Human beings extrapolate the future from the past. When times are good, we think times will be good in the future. When times are tough, we assume these times will never end. As a trader, you will learn that these assumptions are flawed. Periods where people think the good times or bad times will last forever, are moments to look for the other side. They are opportunities to shift your thinking and your focus.
So start with reframing your slump into a learning experience. An opportunity. Part of your formation as a trader.
Scale back. Dig deep. Small changes.
Once you’ve reframed your slump into an opportunity, cut your trading back while you dig into your trading process.

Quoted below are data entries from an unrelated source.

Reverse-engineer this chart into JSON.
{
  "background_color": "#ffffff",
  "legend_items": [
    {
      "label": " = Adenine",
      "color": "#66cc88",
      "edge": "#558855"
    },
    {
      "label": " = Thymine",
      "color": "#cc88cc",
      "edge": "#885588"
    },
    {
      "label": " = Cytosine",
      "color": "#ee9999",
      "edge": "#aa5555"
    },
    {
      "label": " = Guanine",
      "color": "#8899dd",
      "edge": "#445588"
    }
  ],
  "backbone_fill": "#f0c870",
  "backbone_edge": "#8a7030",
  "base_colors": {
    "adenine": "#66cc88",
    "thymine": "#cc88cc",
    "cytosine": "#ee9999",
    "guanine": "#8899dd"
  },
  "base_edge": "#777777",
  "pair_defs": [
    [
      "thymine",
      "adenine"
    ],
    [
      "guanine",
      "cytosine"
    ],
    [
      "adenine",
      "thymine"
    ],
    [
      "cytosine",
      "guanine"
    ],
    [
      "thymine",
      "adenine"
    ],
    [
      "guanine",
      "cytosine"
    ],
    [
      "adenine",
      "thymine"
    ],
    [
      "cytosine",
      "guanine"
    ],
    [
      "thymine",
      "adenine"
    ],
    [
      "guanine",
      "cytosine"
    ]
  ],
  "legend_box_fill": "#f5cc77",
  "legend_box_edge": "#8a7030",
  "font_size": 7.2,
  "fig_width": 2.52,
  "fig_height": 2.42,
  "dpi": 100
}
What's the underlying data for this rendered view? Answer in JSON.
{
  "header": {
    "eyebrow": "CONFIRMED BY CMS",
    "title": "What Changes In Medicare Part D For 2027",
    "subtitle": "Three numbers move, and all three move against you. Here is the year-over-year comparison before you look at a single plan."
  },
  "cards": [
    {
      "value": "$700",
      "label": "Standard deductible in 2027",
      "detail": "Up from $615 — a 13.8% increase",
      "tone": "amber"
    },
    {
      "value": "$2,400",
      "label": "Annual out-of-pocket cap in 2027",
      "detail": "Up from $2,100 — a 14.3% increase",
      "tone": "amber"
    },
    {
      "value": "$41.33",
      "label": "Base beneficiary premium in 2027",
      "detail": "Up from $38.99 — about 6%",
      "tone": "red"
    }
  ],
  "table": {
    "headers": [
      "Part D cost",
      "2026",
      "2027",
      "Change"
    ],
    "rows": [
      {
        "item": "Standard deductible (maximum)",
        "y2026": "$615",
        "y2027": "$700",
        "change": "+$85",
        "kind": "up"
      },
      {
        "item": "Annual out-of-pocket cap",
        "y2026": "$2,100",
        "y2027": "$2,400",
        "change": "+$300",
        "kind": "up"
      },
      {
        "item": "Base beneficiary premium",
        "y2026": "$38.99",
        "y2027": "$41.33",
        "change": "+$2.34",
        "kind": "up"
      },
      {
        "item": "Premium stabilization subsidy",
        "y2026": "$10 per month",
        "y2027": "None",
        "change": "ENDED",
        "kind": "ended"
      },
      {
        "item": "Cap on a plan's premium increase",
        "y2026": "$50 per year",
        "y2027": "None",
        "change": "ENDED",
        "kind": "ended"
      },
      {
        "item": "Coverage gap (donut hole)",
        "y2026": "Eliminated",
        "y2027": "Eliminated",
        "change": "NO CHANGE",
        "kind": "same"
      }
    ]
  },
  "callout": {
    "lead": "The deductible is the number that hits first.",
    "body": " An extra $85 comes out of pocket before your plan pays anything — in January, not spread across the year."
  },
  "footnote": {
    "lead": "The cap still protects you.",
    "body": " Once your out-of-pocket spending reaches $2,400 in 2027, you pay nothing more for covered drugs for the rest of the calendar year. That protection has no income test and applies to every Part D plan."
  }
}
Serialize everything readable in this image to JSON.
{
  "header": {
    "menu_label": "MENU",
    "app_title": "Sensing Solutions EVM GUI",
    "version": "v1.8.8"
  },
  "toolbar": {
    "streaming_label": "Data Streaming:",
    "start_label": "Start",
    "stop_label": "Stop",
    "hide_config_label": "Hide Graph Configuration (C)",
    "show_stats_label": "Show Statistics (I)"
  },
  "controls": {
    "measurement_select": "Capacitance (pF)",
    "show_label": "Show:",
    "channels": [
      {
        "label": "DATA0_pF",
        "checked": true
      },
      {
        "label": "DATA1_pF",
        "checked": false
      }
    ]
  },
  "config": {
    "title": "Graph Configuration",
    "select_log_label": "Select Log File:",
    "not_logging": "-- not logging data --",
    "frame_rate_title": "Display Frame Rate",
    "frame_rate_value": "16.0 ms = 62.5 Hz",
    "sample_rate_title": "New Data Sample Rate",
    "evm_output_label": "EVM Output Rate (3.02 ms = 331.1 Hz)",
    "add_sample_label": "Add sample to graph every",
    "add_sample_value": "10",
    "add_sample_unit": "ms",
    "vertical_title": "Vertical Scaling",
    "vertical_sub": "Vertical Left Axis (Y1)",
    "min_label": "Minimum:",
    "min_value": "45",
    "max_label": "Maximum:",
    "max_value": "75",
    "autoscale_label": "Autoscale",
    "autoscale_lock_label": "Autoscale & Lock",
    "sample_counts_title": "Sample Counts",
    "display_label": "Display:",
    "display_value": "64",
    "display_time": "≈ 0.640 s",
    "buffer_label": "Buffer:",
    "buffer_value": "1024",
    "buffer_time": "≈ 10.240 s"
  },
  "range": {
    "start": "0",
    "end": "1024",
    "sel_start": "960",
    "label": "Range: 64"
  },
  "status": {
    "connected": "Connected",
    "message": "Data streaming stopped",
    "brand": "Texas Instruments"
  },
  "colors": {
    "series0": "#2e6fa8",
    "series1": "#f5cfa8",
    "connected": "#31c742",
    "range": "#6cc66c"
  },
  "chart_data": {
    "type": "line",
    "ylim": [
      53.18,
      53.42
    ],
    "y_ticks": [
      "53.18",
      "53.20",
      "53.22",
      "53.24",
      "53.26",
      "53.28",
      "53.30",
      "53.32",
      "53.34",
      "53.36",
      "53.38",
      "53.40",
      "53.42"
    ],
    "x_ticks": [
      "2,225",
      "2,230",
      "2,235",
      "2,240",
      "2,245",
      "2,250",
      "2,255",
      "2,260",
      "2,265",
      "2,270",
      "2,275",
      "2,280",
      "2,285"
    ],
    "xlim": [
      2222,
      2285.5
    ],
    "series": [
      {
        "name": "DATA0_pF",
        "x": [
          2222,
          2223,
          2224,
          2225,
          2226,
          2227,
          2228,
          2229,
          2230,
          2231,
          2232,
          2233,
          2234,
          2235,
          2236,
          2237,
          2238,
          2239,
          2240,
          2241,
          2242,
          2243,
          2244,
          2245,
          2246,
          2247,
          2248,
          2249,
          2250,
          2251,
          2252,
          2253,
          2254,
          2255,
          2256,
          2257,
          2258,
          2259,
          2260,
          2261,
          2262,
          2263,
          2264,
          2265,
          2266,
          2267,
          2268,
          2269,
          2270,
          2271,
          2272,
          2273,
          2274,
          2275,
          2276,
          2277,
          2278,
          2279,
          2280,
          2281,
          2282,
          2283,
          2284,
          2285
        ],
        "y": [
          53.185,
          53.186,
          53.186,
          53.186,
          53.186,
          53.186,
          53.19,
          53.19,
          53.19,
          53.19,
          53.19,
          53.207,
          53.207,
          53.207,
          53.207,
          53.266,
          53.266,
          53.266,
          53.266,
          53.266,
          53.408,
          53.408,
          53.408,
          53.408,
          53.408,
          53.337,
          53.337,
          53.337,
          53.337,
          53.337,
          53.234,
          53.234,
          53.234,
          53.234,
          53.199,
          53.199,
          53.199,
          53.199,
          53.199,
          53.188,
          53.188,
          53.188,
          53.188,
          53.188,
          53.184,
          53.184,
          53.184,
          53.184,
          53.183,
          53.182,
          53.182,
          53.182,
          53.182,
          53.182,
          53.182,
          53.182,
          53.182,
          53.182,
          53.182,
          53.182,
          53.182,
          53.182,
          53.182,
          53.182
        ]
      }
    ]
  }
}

Your trading plan outcome evaluations will prove valuable now. They will provide you with insights into what you are doing and why things might be going sideways. Look carefully at the thinking behind each trade. The execution. The market conditions. Then examine the outcome.
If your slump is occurring in a strong, liquid market environment, perhaps you have an internal personal problem that’s negatively influencing your decisions and interpretation. You may have a structural problem like not taking on enough risk or your stops could be too tight. Maybe your trading process needs further refinement.
Start with one element at a time. Make an adjustment and test until you get back on track. Strong, liquid markets forgive small mistakes and can help you recover from larger ones.
Ruthless markets require ruthless evaluation
If your slump is taking place in a down market, these types of markets tend to be more ruthless and unforgiving, so your approach should be different. Here your mission is to protect your capital as much as you can.
Start by taking a look at your trading process and approach. It may be valid but not valid in every market condition. So you have to ask yourself if it’s better to sit and wait. You don’t need to trade every day or have a position on all the time.
If you are confident that your trading process is sound, sometimes waiting for the right market conditions can be the right approach. However, during these periods, you may want to stay in tune with market activity so that you are ready as the market adjusts to your strengths. This means using small trades as series of market condition experiments.
Using small amounts of capital on each trade will allow you to manage your market tuition payments. Tuition will help you to determine when and where to deploy your capital and system next.
Protect yourself from the vaporizer
Too often, traders fail to recognize the change in the market, and try to will their way to profits in a declining or flat market. This approach vaporizes valuable capital and destroys psychological resilience and confidence.
A lack of discipline in a declining market eats up a lot of time and energy. And when the next move eventually comes, these fighters are too exhausted. They are too beat up and capital depleted to take full advantage of the opportunity in front of them.
When you’re in a slump, you will also learn important things to help you in the next one. Like, when you are in the midst of a bull run, it’s always good to start planning for a change in market sentiment and profitability potential.
That means the more successful you are and confident you feel, the more you should remind yourself that a market goes up and down. Set aside capital during periods of extreme optimism and profitability to provide yourself a cushion for those periods where your trading may not be working. A solid capital cushion will protect you psychologically when the market is taxing, and you are dolling out tuition.
This financial cushion gives you strength when a reversal comes. It gives you mental and emotional durability when other market participants are chewing their fingers off, frozen by fear and doubt.
Slumps make traders. They test their mettle. They help them develop valuable skills for the upside and future downside. So embrace downturns as opportunities to grow. And make sure to take the steps necessary to work your way through these periods and come out stronger.